THE System OF THE WORLD
Page 78
Epicure Mammon and Surly had conceded center stage to the duellists, and now stood at the edges of the proscenium-bit players, forgotten. The painter and the carpenter were on their feet, each torn between fear of the blades, and lust to avenge the damage wreaked on their work by Jack and de Gex respectively. It presently became clear that each of the duellists had a strategy as well as tactics. De Gex was waiting for Jack to become exhausted, which must happen soon. Jack was backing de Gex towards the brink of the stage; this would put him in a position to be hacked to pieces, unless he wanted to chance a jump down into the pit. Understanding this well enough, the musicians had already gone into motion: the violins and woodwinds were crowding into the corner farthest from de Gex and filing out through a door, not far from Eliza, that gave access to the floor of the house. The cellists and bassists were trying to decide between saving themselves, and saving their instruments. Handel was absolutely disgusted. “Get back in your chairs, all of you! You are being paid for five acts, not two!” But de Gex’s boots were already at the edge of the stage, his blood was dripping onto the kettledrums, with faint sounds like reports of distant cannons, and the pit was depopulated. Handel tried to collar a fleeing cellist, and wound up holding a cello. Eliza passed its owner on his way out as she was going in. For she feared Handel did not reck the danger. She rushed across the pit and divested him of the cello and set it down on its tail-pin, cradling its narrow neck in her hand. “Let us find a way out,” she said. She reached to place her hand on his epaulet but grasped only air, for the composer was storming toward the kettledrums. “Let us leave these very dangerous men to-”

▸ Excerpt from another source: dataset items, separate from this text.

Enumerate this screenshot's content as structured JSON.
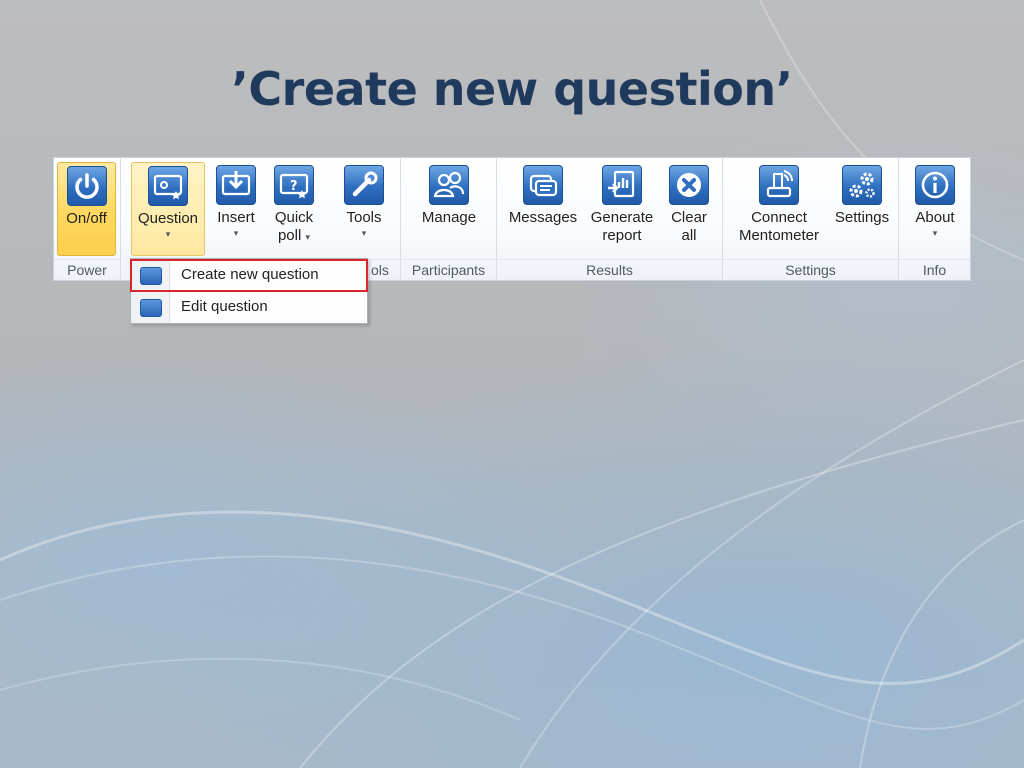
{
  "slide": {
    "title": "’Create new question’"
  },
  "ribbon": {
    "groups": [
      {
        "label": "Power",
        "buttons": [
          {
            "label": "On/off"
          }
        ]
      },
      {
        "label": "ols",
        "buttons": [
          {
            "label": "Question"
          },
          {
            "label": "Insert"
          },
          {
            "label_line1": "Quick",
            "label_line2": "poll"
          },
          {
            "label": "Tools"
          }
        ]
      },
      {
        "label": "Participants",
        "buttons": [
          {
            "label": "Manage"
          }
        ]
      },
      {
        "label": "Results",
        "buttons": [
          {
            "label": "Messages"
          },
          {
            "label_line1": "Generate",
            "label_line2": "report"
          },
          {
            "label_line1": "Clear",
            "label_line2": "all"
          }
        ]
      },
      {
        "label": "Settings",
        "buttons": [
          {
            "label_line1": "Connect",
            "label_line2": "Mentometer"
          },
          {
            "label": "Settings"
          }
        ]
      },
      {
        "label": "Info",
        "buttons": [
          {
            "label": "About"
          }
        ]
      }
    ],
    "caret": "▾"
  },
  "dropdown": {
    "items": [
      {
        "label": "Create new question",
        "highlighted": true
      },
      {
        "label": "Edit question",
        "highlighted": false
      }
    ]
  },
  "colors": {
    "title": "#1f3a5c",
    "active_button": "#ffd85e",
    "icon_blue": "#2f6fc0",
    "highlight_border": "#d9262c"
  },
  "icons": {
    "on_off": "power-icon",
    "question": "question-screen-icon",
    "insert": "insert-download-icon",
    "quick_poll": "quick-poll-icon",
    "tools": "wrench-icon",
    "manage": "participants-icon",
    "messages": "messages-icon",
    "generate_report": "report-icon",
    "clear_all": "clear-x-icon",
    "connect": "connect-device-icon",
    "settings": "gears-icon",
    "about": "info-icon"
  }
}
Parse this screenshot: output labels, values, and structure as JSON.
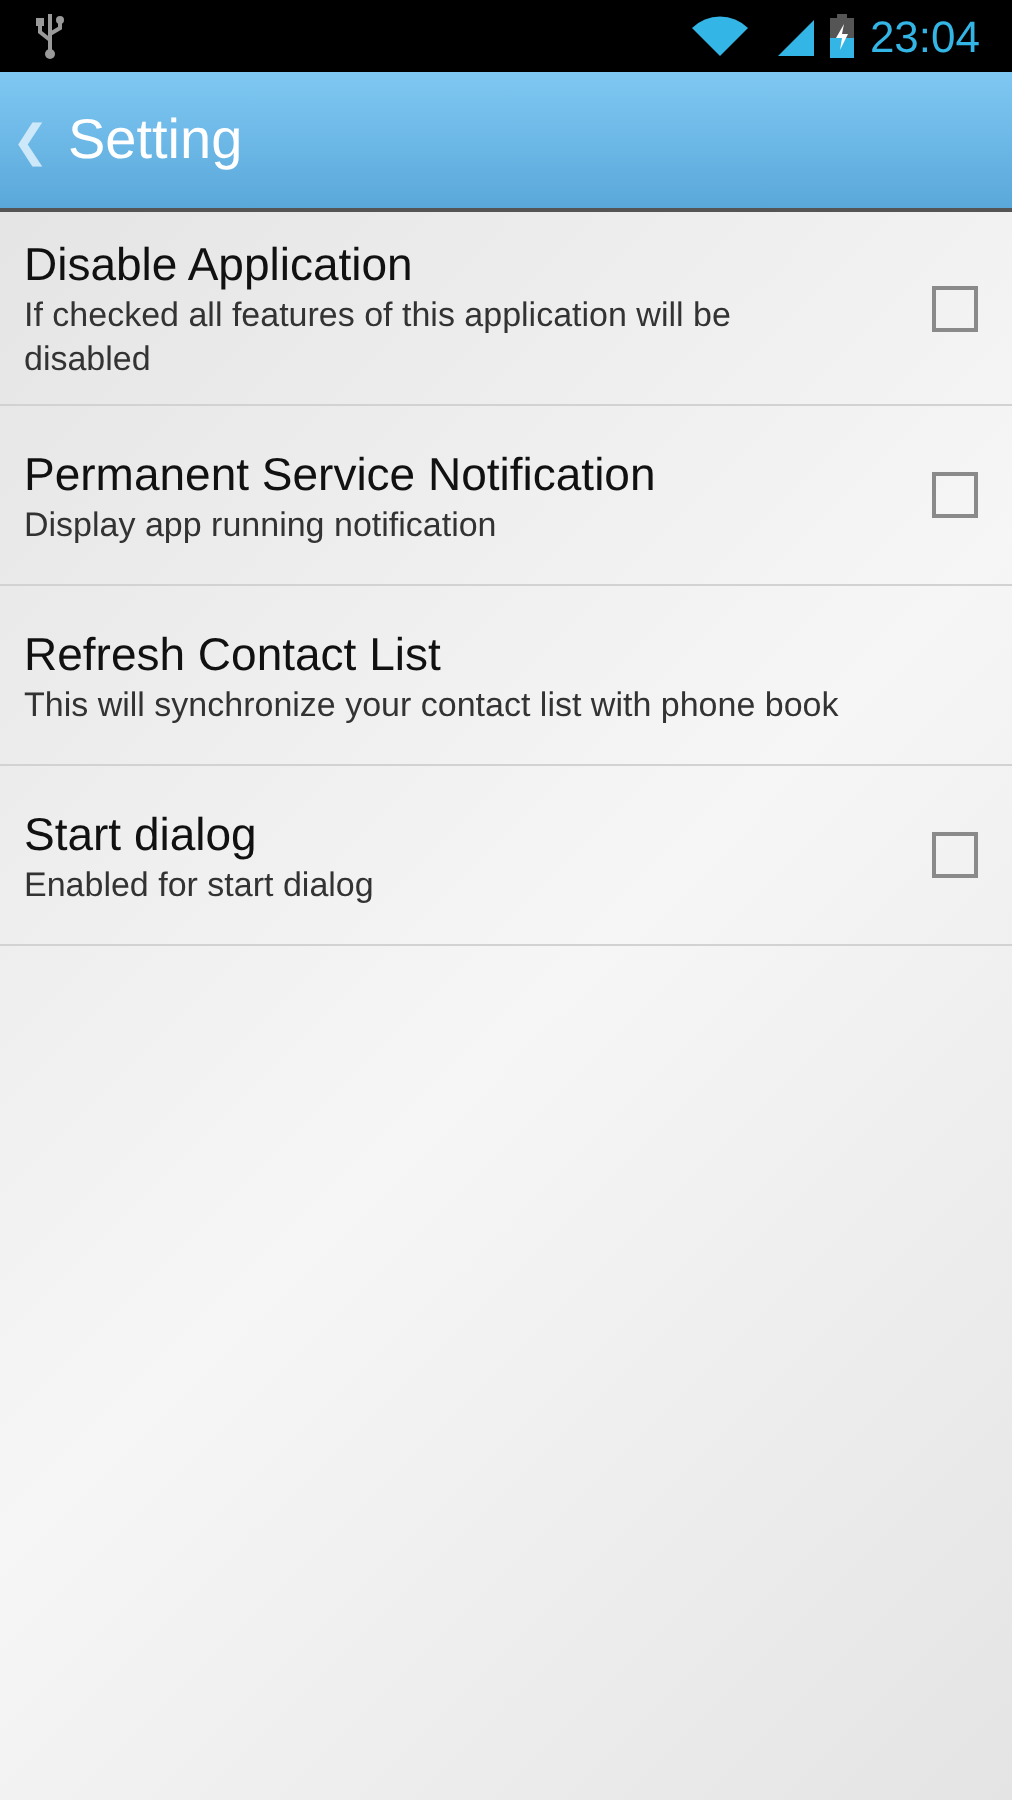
{
  "status_bar": {
    "time": "23:04"
  },
  "header": {
    "back": "❮",
    "title": "Setting"
  },
  "settings": [
    {
      "kind": "checkbox",
      "title": "Disable Application",
      "summary": "If checked all features of this application will be disabled",
      "checked": false
    },
    {
      "kind": "checkbox",
      "title": "Permanent Service Notification",
      "summary": "Display app running notification",
      "checked": false
    },
    {
      "kind": "plain",
      "title": "Refresh Contact List",
      "summary": "This will synchronize your contact list with phone book"
    },
    {
      "kind": "checkbox",
      "title": "Start dialog",
      "summary": "Enabled for start dialog",
      "checked": false
    }
  ]
}
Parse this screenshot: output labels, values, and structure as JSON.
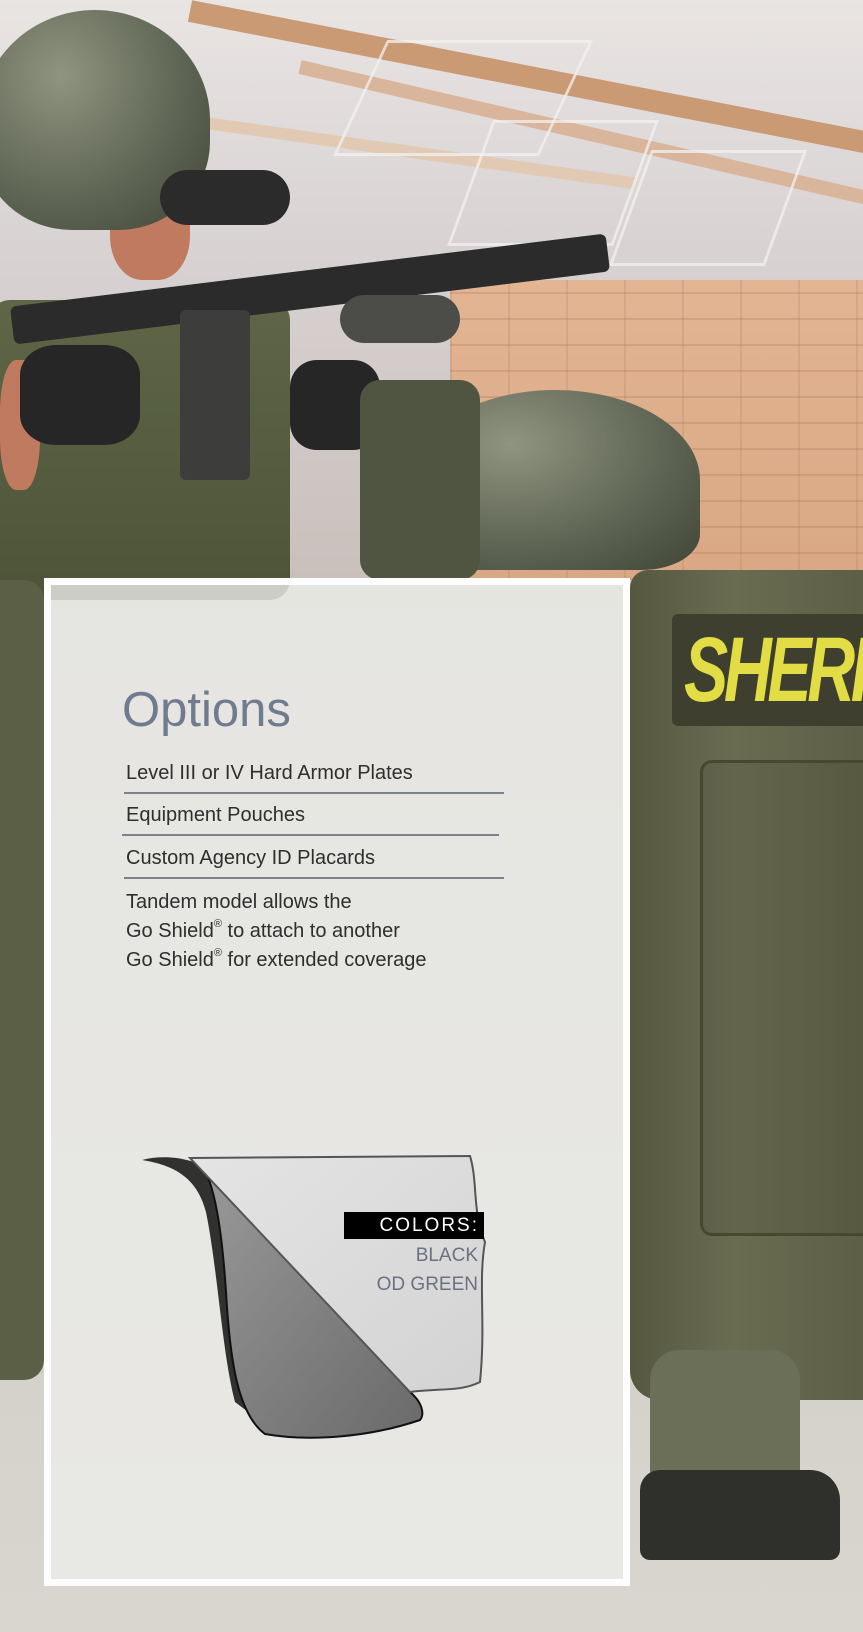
{
  "options": {
    "title": "Options",
    "items": [
      "Level III or IV Hard Armor Plates",
      "Equipment Pouches",
      "Custom Agency ID Placards"
    ],
    "tandem": {
      "line1": "Tandem model allows the",
      "line2_pre": "Go Shield",
      "line2_post": " to attach to another",
      "line3_pre": "Go Shield",
      "line3_post": " for extended coverage",
      "registered_mark": "®"
    }
  },
  "colors": {
    "label": "COLORS:",
    "items": [
      "BLACK",
      "OD GREEN"
    ]
  },
  "photo": {
    "patch_text": "SHERIFF",
    "patch_text_color": "#e2dd45"
  },
  "theme": {
    "title_color": "#6f7b8f",
    "text_color": "#2e2e2e",
    "color_item_color": "#6b7181"
  }
}
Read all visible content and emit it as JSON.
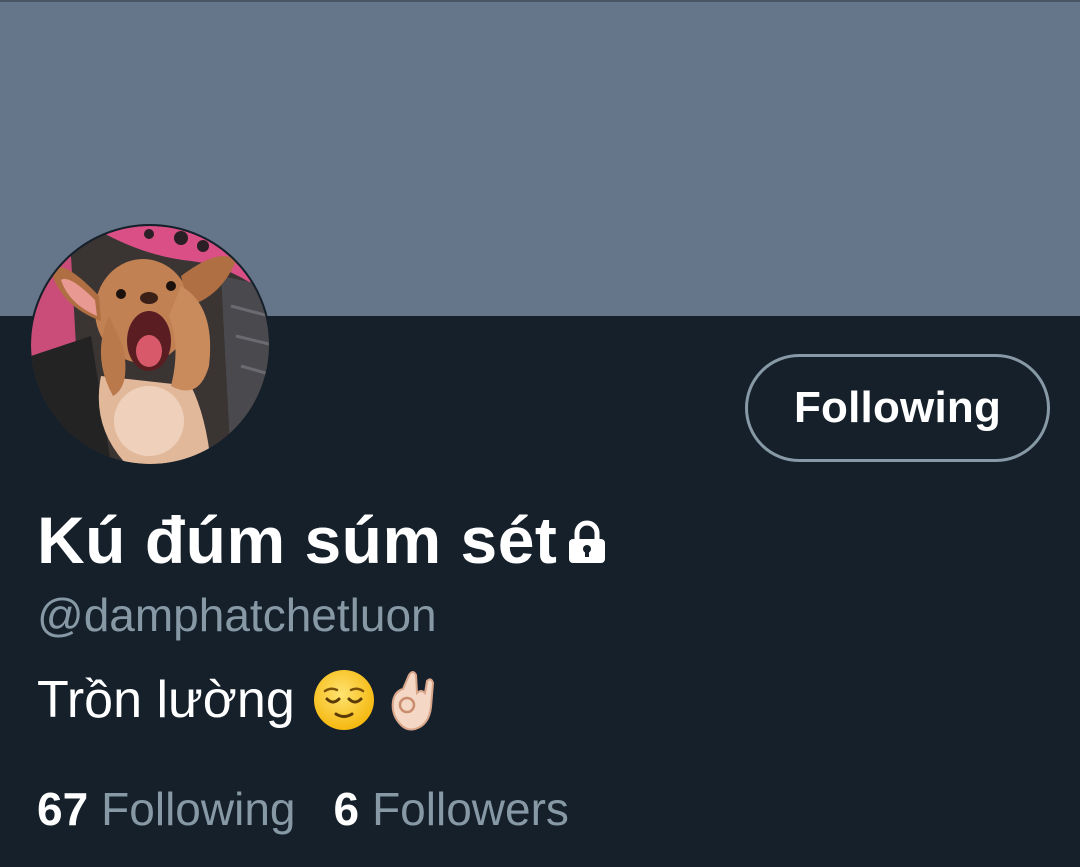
{
  "profile": {
    "display_name": "Kú đúm súm sét",
    "handle": "@damphatchetluon",
    "bio_text": "Trồn lường",
    "bio_emojis": [
      "relieved-face-emoji",
      "ok-hand-emoji"
    ],
    "locked_icon": "lock-icon",
    "avatar_icon": "dog-photo"
  },
  "actions": {
    "follow_button_label": "Following"
  },
  "stats": {
    "following_count": "67",
    "following_label": "Following",
    "followers_count": "6",
    "followers_label": "Followers"
  },
  "colors": {
    "background": "#15202b",
    "banner": "#66768a",
    "secondary_text": "#8899a6",
    "primary_text": "#ffffff"
  }
}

But all was now overturned in an instant. Jack had got de Gex where he wanted him, and was winding up for a death-blow, when the painter ducked in, and flung a whole bucket of white paint into Jack’s face.
There was a moment of stillness. Then de Gex began hopping round into a new position: he’d been ready for a leap into the percussion section, and now needed to make a lunge for Jack’s heart. He had nearly gotten ready when Handel, standing below him in the pit, tossed his staff straight up, caught the end of it in both hands, and swung it round in a mighty hay-maker, catching one of de Gex’s shins with such violence that the blood-slick foot was knocked back and off the edge of the stage. The rest of de Gex shortly followed. He made a flailing backwards fall into a kettledrum. One leg and an arm-his sword-arm-ruptured the drumhead and ended up beneath him in the immense copper kettle. The other limbs sprawled over its rim like claws of a lobster that does not wish to be cooked.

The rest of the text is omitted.